Empirical research on End-to-End FCOS
Inspired by the YOLOv10, I recently make the empirical research on FCOS to evaluate the End-to-End detection paradigm.
Experiments
Incredibly, the FPS of the three FCOS are almost the same!
| Model |
Sclae |
FPSFP32 RTX 4060
| APval 0.5:0.95
| APval 0.5
| Weight |
Logs |
| FCOS_RT_R18_3x |
512,736 |
56 |
35.8 |
53.3 |
ckpt |
log |
| FCOS_RT_R18_3x (O2O) |
512,736 |
56 |
30.9 |
48.8 |
ckpt |
log |
| FCOS_E2E_R18_3x |
512,736 |
56 |
34.1 |
50.6 |
ckpt |
log |
For FCOS_RT_R18_3x, we only use one-to-many assinger to train FCOS-RT-R18-3x and evaluate it with NMS.
For FCOS_RT_R18_3x (O2O), we only use one-to-one assinger to train FCOS-RT-R18-3x and evaluate it without NMS.
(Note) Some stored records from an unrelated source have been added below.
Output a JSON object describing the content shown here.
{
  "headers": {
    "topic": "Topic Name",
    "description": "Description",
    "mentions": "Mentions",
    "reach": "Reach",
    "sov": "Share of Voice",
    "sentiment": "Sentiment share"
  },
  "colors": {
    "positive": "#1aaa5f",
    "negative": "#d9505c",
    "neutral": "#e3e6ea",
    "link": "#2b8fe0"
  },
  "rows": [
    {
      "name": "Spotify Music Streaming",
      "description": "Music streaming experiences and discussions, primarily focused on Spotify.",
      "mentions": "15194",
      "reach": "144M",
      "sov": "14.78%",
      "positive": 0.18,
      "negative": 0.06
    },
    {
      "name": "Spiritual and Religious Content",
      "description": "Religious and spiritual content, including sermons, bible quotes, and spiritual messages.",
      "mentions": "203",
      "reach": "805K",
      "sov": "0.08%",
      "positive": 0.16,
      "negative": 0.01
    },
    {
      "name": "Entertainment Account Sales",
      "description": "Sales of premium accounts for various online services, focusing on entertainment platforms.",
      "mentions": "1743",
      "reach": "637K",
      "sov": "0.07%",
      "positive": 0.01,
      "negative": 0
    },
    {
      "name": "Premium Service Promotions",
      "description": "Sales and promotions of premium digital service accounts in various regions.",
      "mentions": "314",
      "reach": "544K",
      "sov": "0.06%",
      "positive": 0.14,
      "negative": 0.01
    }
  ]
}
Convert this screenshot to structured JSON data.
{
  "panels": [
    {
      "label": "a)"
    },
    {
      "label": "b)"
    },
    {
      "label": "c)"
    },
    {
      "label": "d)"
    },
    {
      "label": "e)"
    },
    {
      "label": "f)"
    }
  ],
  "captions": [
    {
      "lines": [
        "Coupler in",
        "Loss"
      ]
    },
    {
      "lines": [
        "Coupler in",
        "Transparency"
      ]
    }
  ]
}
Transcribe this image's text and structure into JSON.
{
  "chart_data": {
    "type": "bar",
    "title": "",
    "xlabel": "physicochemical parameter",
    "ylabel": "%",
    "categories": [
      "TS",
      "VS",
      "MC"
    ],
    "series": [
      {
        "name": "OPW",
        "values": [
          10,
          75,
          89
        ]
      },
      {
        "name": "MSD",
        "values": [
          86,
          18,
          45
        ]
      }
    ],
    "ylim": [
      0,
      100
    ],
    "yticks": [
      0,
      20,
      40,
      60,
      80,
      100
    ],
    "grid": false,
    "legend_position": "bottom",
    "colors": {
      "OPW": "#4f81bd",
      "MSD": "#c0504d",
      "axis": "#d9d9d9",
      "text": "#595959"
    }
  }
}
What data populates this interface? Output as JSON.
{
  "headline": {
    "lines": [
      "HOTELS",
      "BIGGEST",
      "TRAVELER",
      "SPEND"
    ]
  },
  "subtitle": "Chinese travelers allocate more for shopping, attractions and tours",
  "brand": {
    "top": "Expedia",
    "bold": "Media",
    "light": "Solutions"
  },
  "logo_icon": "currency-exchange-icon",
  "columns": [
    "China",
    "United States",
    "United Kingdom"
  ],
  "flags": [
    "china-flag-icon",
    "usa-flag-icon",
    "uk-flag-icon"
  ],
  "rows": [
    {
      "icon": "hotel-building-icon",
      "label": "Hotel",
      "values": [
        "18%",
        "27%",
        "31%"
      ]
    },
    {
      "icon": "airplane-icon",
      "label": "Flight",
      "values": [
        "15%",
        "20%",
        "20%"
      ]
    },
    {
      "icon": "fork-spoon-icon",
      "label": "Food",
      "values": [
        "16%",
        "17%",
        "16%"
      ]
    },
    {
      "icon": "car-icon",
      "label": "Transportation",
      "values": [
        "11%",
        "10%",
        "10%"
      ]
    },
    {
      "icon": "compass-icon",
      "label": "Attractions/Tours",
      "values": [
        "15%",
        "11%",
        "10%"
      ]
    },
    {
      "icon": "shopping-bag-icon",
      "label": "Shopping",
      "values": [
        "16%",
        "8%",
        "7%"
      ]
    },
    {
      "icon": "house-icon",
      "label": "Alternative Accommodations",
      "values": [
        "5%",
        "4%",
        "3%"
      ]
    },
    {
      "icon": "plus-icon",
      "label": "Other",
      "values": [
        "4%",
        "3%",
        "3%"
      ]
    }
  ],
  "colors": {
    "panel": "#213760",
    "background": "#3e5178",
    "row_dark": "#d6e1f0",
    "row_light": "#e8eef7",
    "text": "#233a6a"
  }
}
For FCOS_E2E_R18_3x, we deploy two parallel detection head, one using one-to-many assinger (o2m head) and the other using one-to-one assinger (o2o head). To avoid conflicts between the gradients returned by o2o head and o2m head, we truncate the gradients returned from o2o head to the backbone and neck, and only allow the gradients returned from o2m head to update the backbone and neck. This operation is consistent with the practice of YOLOv10. For evaluation, we remove the o2m head and only use o2o head without NMS.